Mortal, computer or a fusion?
“Vishing”- is a method which uses a combination of human and automated voice. Although, the scammer was an actual person in the aforementioned case, vishing attempts are also equally prevalent. The August case of “Curt” as reported by KrebsOnSecurity is a defining example of “vishing”.
Referenced from Curt’s writings, “I’m both a TD customer and Rogers’s phone subscriber and just experienced what I consider a very convincing and/or elaborate social engineering/vishing attempt,”
“At 7:46pm I received a call from (647-475-1636) purporting to be from Credit Alert (alertservice.ca) on behalf of TD Canada Trust offering me a free 30-day trial for a credit monitoring service.”
Reportedly, the caller introduced herself by the name of ‘Jen Hansen’, and proceeded with what Curt labeled as “over-the-top courtesy.”
“It sounded like a very well-scripted Customer Service call, where they seem to be trying so hard to please that it seems disingenuous,” Curt recollected. “But honestly it still sounded very much like a real person, not like a text to speech voice which sounds robotic. This sounded VERY natural.”

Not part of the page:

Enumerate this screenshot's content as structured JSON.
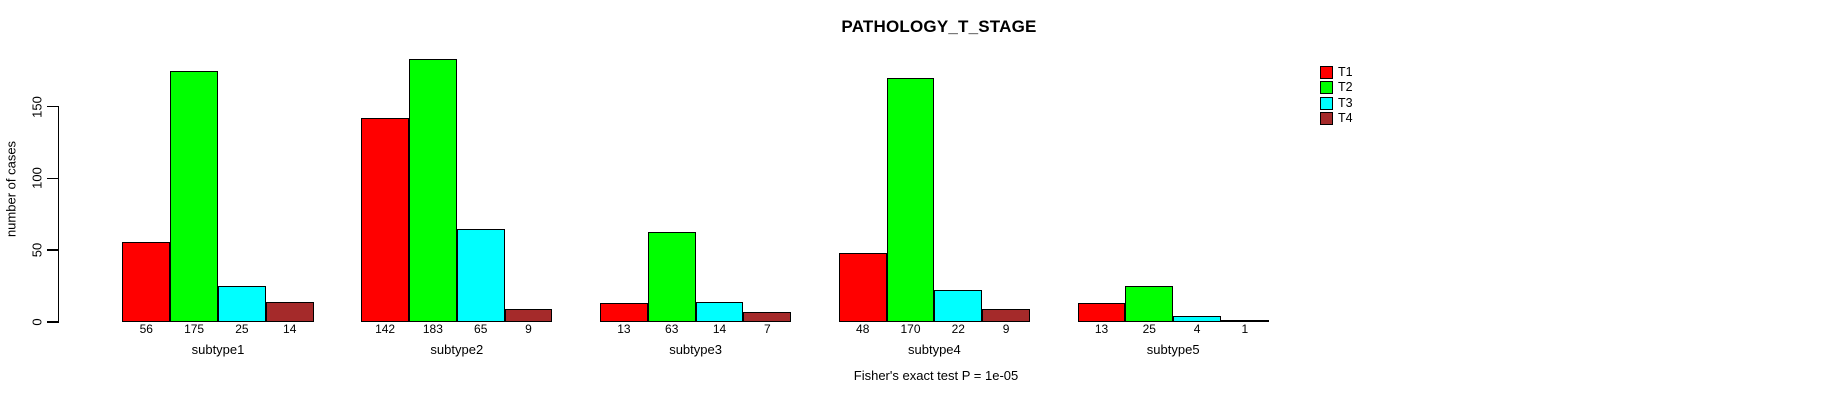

The caller then brought it to Curt’s notice that TD Bank was offering a free credit monitoring service for a month, and that he is allowed to cancel at any time. He was told that all he has to do is t0 confirm his home mailing address in order to apply.

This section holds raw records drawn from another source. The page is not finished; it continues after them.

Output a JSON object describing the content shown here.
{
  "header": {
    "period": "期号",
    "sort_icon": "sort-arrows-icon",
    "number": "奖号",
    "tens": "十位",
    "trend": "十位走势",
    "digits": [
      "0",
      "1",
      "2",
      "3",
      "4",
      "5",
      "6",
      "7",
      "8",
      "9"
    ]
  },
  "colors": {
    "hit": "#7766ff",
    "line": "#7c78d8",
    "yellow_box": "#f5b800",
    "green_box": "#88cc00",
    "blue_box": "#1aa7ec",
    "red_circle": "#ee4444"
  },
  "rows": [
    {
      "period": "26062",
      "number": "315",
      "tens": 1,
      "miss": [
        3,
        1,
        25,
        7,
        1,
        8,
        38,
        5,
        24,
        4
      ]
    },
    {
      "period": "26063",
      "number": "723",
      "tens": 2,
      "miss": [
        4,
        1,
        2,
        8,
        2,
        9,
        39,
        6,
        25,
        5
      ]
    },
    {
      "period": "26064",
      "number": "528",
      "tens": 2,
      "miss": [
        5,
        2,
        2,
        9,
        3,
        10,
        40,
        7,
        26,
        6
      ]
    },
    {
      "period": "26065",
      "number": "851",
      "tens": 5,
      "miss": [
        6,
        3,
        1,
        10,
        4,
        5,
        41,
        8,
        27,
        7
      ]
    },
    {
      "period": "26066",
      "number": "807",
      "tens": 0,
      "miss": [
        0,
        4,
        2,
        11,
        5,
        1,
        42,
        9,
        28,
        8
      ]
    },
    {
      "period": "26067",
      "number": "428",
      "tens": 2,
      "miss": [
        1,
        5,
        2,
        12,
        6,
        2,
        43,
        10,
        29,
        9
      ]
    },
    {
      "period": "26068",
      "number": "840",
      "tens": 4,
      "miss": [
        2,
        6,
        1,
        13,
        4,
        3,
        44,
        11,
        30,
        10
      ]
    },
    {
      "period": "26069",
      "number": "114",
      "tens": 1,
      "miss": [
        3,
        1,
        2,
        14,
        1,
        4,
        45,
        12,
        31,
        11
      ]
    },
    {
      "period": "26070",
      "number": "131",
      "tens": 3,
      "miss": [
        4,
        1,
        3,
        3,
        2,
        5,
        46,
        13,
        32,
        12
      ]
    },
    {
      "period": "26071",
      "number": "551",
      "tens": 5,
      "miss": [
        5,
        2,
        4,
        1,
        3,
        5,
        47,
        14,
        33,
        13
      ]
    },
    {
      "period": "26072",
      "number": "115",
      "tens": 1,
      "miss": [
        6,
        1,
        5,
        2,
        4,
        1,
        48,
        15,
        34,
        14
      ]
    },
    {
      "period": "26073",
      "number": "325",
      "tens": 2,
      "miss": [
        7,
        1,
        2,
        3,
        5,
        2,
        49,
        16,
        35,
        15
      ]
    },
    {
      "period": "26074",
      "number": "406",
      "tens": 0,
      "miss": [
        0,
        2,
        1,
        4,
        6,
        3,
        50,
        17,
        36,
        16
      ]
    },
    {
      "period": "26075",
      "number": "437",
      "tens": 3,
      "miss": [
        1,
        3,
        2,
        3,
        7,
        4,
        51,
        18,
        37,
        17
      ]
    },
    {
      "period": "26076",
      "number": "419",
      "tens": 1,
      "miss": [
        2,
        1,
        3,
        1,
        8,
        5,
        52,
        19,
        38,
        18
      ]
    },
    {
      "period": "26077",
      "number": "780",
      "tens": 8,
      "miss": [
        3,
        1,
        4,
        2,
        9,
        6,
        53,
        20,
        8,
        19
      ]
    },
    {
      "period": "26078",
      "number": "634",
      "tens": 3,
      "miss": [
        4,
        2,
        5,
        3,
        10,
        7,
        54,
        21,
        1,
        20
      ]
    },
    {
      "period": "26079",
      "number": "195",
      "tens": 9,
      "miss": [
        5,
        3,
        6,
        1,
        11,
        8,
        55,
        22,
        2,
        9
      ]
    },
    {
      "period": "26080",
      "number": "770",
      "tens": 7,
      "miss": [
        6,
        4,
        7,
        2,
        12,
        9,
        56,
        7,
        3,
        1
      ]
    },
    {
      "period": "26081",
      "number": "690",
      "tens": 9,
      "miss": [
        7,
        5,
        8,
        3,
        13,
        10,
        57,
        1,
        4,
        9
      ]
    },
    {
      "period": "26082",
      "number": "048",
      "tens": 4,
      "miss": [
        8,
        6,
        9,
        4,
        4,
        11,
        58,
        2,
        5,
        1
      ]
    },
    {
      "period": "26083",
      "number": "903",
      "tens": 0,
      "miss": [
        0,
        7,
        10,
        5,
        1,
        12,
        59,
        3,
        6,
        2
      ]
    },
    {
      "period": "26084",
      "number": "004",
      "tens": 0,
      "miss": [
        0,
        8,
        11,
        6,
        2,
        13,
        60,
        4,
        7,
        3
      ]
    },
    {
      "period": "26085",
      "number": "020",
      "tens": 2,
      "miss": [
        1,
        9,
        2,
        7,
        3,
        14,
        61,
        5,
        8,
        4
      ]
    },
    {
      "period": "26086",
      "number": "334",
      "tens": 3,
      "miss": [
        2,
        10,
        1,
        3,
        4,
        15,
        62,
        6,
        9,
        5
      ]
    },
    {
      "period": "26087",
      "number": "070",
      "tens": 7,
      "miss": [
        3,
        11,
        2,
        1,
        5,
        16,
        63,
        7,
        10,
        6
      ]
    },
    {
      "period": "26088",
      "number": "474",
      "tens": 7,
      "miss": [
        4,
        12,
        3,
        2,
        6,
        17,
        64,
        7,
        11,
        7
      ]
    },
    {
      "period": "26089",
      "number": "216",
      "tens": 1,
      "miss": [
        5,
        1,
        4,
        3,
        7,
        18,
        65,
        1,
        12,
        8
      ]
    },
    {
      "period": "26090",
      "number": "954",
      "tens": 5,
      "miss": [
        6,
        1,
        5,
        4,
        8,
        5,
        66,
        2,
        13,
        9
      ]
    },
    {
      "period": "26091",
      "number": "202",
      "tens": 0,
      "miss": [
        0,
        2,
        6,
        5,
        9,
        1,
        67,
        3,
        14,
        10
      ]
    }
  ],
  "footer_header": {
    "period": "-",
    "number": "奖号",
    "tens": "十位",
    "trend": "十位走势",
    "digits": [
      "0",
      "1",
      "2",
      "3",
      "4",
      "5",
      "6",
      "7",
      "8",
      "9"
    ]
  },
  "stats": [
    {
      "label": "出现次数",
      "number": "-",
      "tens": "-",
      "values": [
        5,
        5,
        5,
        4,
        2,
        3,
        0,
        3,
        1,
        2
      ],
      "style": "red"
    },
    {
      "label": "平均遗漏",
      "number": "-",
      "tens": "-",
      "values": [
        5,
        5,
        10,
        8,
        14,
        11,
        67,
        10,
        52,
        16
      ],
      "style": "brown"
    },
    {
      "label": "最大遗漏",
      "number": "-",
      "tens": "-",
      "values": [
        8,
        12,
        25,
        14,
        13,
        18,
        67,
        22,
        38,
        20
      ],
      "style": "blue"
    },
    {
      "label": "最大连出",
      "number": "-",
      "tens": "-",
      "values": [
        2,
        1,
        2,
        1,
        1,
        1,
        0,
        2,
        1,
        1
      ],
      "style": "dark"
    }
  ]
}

The women on the line went on explaining the package and as she was glorifying the parts of the package that included free antivirus and anti-keylogging software, Curt interrupted and enquired about the weather at her place, a off-beat question that got her (robot) baffled and after a couple of apologies she transferred the call to another line, the question was outright ignored on this new line as well and the person kept on explaining the offered service.
After completely throwing the robots off-script using his technical reasoning, Curt hung up and immediately contacted TD Bank and was assured that he dodged a bullet as no one had called him from the Bank.
To guard themselves against phone phishing, users are advised to not disclose any sensitive information pertaining to their identity and banks to an unsolicited phone call. Similar to email scams, phone phishing also has an element of haste and urgency play a crucial part as the haste blocks our potential cognitive thought process and keeps us from adding the things up which works as a perfect catalyst for users to go slow on defense.
If any such call gets you troubled and you find yourself in a zone of financial worry, do not reach for help via the number offered by the caller that got you worried in the first place, rather contact the bank via the number given at the backside of your card. Don’t hesitate while hanging up calls that turn into an inquisition in a matter of seconds; deliberate attempts to probe into your personal space are to be sensed by being a bit more alert in these times than you ever have been.